Whatever you do, for the love of users, please don't detect these headers, then redirect your users to m.whatever.com, at the root. One of my local news websites does this, and it means that every time I try to follow a link from Twitter in my mobile browser, I don't see their article, I see their homepage. It's infuriating.

I'd like to hide some of my content
Every once in a while, you see a story like this: Local paper boasts ultimate passive-agressive paywall policy. Now, I find paywalls distasteful, but this is not the way to do it. There are technological means to limit content on the web: making users be logged-in to read things, for example.

When this was discussed on Hacker News, here's what I had to say:

nkurz:

I presume if I had an unattended roadside vegetable stand with a cash-box, that I'd be able to prosecute someone who took vegetables without paying, certainly if they also made off with the cash-box. Why is this different on the web? And if a written prohibition has no legal standing, why do so many companies pay lawyers to write click-through "terms of service" agreements?

me:

Why is this different on the web?

Let's go through what happens when I visit a web site. I type a URL in my bar, and hit enter. My web browser makes a request via http to a server, and the server inspects the request, determines if I should see the content or not, and returns either a 200 if I am allowed, and a 403 if I'm not. So, by viewing their pages, I'm literally asking permission, and being allowed.

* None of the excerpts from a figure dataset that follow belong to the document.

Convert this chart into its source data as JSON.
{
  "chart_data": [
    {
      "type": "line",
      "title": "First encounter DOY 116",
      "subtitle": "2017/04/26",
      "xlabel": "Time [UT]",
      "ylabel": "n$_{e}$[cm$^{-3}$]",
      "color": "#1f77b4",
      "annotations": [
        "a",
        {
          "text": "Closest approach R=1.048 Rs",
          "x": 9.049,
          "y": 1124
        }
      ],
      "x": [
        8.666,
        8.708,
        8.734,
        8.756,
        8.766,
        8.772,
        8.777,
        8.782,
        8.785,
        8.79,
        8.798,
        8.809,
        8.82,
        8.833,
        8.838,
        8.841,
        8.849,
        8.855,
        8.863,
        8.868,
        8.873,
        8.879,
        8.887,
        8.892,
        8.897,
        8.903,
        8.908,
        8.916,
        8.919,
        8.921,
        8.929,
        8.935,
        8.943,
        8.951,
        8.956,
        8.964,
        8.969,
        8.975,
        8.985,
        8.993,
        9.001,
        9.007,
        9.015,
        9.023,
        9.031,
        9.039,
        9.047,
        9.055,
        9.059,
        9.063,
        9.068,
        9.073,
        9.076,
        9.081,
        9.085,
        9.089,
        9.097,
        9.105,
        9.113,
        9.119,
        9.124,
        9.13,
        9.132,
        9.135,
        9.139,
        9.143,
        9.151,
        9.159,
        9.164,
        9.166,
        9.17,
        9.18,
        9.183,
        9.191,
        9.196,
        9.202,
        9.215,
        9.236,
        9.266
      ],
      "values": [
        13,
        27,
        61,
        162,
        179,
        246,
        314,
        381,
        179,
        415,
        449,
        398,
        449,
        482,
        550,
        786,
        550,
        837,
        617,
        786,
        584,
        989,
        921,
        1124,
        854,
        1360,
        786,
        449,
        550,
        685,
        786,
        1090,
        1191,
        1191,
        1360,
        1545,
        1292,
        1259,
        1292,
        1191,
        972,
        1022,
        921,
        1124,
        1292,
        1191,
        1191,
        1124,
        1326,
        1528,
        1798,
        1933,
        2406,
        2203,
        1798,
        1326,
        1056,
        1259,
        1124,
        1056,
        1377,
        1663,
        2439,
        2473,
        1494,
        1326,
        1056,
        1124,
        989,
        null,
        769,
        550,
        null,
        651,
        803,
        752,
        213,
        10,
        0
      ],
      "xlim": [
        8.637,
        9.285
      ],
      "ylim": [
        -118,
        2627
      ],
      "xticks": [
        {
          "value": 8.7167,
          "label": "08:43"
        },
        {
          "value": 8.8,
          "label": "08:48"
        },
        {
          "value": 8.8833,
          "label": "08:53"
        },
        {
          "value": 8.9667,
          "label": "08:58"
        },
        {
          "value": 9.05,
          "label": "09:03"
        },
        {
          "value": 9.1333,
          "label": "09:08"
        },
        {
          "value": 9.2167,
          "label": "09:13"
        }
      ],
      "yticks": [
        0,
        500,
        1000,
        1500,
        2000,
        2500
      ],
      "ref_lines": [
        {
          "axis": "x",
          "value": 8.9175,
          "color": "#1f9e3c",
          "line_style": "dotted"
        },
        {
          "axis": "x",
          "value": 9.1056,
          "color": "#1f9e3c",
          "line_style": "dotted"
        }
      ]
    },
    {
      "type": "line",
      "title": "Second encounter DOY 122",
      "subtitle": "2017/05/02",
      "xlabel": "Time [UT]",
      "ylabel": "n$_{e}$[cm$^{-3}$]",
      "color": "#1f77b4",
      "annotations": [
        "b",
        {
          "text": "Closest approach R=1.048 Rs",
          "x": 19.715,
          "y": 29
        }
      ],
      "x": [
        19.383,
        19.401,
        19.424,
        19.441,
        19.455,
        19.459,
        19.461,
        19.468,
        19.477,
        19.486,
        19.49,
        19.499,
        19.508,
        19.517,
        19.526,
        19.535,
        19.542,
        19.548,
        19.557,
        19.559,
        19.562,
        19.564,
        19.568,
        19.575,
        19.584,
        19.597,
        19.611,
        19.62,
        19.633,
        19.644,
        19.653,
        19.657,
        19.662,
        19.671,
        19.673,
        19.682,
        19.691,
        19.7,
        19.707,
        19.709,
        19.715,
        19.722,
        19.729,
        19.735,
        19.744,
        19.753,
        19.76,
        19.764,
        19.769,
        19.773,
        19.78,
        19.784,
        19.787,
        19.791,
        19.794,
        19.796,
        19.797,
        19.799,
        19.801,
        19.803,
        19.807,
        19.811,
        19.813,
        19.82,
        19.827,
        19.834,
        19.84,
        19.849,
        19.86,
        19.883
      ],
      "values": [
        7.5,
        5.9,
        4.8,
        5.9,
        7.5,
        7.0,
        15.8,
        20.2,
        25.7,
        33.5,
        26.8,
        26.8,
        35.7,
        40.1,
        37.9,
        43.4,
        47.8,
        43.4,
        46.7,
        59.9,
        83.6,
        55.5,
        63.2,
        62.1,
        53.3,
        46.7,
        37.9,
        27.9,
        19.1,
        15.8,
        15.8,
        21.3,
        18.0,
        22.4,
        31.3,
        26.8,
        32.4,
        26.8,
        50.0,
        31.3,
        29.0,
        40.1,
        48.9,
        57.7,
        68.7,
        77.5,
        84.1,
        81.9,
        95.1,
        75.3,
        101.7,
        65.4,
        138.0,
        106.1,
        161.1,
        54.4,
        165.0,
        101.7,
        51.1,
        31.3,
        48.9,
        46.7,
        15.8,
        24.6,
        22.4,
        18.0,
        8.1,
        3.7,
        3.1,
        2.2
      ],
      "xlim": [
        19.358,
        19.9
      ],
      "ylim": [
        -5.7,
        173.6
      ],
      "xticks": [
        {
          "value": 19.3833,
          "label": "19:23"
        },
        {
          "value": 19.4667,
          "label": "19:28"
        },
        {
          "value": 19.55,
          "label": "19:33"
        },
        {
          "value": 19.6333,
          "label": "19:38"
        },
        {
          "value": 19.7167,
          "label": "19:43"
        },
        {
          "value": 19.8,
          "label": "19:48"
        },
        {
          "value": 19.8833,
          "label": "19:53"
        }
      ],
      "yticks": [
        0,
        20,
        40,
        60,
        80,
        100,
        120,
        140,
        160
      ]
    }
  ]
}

It sounds to me like a misconfiguration of their server; it's not doing what they want it to.

I'd like to do some crazy ajax, yet have permalinks
This is an example of where the spec is obviously deficient, and so something had to be done.

As the web grew, AJAXy 'web applications' started to become more and more the norm. And so applications wanted to provide deep-linking capabilities to users, but there's a problem: they couldn't manipulate the URL with Javascript without causing a redirect. They could manipulate the anchor, though. You know, that part after the #. So, Google came up with a convention: Ajax Fragments. This fixed the problem in the short term, but then the spec got fixed in the long term: pushState. This lets you still provide a nice deep URL to your users, but not have that awkward #!.

In this case, there was a legitimate technical issue with the spec, and so it's valid to invent something. But then the standard improved, and so people should stop using #! as HTML5 gains browser support.

In conclusion
Seriously, most of the problems that you're solving are social, not technical. The web is decades old at this point, most people have considered these kinds of problems in the past. That doesn't mean that they always have the right answer, but they usually do have an answer, and it'd behoove you to know what it is before you invent something on your own.